Cuma gününden itibaren atletizm tanrıları Polonya’nın
Sopot kentinde ERGO Arena’da üç
gün bu dünyanın en-iyi atletlerini
belirlemeye çalışırken, milyonlarca seyirciye o inanılmaz ziyafeti sunacaklar.
İAAF
politikası olarak uygulanan yüksek barajlar bir taraftan yarışları daha konsantreli
yaparken, diğer taraftan, aynen Tenis ve Formula 1 gibi, sadece bir elin parmakları
kadar kahramanlar saymak zorunda kalmaktayız…
Yarışa
iştirak eden ülkelere baktığımızda,nüfusuna ve topraklarına yakışmayacak
şekilde az atletle gelen ülkeler göze batmakta.
Bir Avustralya
mesela, Dünya atletizm şampiyonasına sadece 3 atletle katılma ‘’zahmetinde’’bulunmuş!

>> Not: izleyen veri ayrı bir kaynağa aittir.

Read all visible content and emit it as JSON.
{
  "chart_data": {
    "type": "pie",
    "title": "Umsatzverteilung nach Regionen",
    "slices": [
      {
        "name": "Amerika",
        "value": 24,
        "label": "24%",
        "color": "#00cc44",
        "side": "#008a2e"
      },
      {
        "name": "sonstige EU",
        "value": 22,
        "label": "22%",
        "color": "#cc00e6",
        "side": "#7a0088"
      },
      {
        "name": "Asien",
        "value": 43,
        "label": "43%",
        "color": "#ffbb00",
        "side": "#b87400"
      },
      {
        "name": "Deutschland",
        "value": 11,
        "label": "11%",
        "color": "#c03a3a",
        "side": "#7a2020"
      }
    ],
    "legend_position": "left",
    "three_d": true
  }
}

Son yılların en-büyük yıldızlarından Sally Pearson’u izleme heyecanı ‘’kanguruların’’ülkesini
az da olsa affeder diye, düşünmekteyiz.
Sadece 2 yıl sonra Olimpiyat düzenleyecek Brezilya 5
sporcu ile Sopot’a gitmesi, tüm atletizm severleri üzerken, bir tek Fabiana Murer’in
sırıkta iddialı olması,’’sambacılara’’ yakıştıramadık.
Meksika
gibi büyük ülkenin sadece bir sporcu, uzun'cu Luis Rivera’yı gönderebilmesi,
gerçekten bir çok insanı hayrete düşürmektedir. Futbolda olduğu gibi, daha
fazla ‘’sombrero’’ hem piste, hem de tribünde görmek fena mı olurdu?
Ya,
Arjantin'e ne demeli? Onlar da sadece bir atlet, gülleci German Lauro ile, son sıralardan el kaldırmaktalar.
Tek
sporculu başka, dev bir ülke daha var- Hindistan! Tamam, nedeni belli, çok
sayıda sporcusu cezalı, ama uzay’a gitmiş, Dünya’ya yazılım ve teknoloji satan
bu dev ülkeye hiç yakışmamış…
Norveç
nüfus olarak belki yukarıdaki ülkelerin sadece bir şehri olabilir, ama
ekonomisi ve özellikle atletizmde gelenekleri ile, önde giden bir ülkedir. Ne
yazıktır ki, onlar da Sopot’a sadece bir atlet, devşirme sprinterleri Ezinne
Okparebo’yu gönderebiliyorlar! Anlaşılan, kafalarını kar tepeciklerine fazla gömmüşler...
Olimpiyat
yılı veya hemen sonrası olsun, anlayabiliriz, ama dört yıllık dönemin tam
ortasında, tam fazla sporcu ile girmek varken bu kıtlık…
Bize
gelince, malum, sadece üç atlet
gönderebiliyoruz. Dokuz yıllık eski federasyondan kalan mirasımız bu; üç atlet,
ikisi Kenya asıllı, sonradan türk olmuş sporcular. Anlıyoruz, her sporcunun
kendisine imkan sunan, gelişimini temin eden ülkeden yarışması normaldir.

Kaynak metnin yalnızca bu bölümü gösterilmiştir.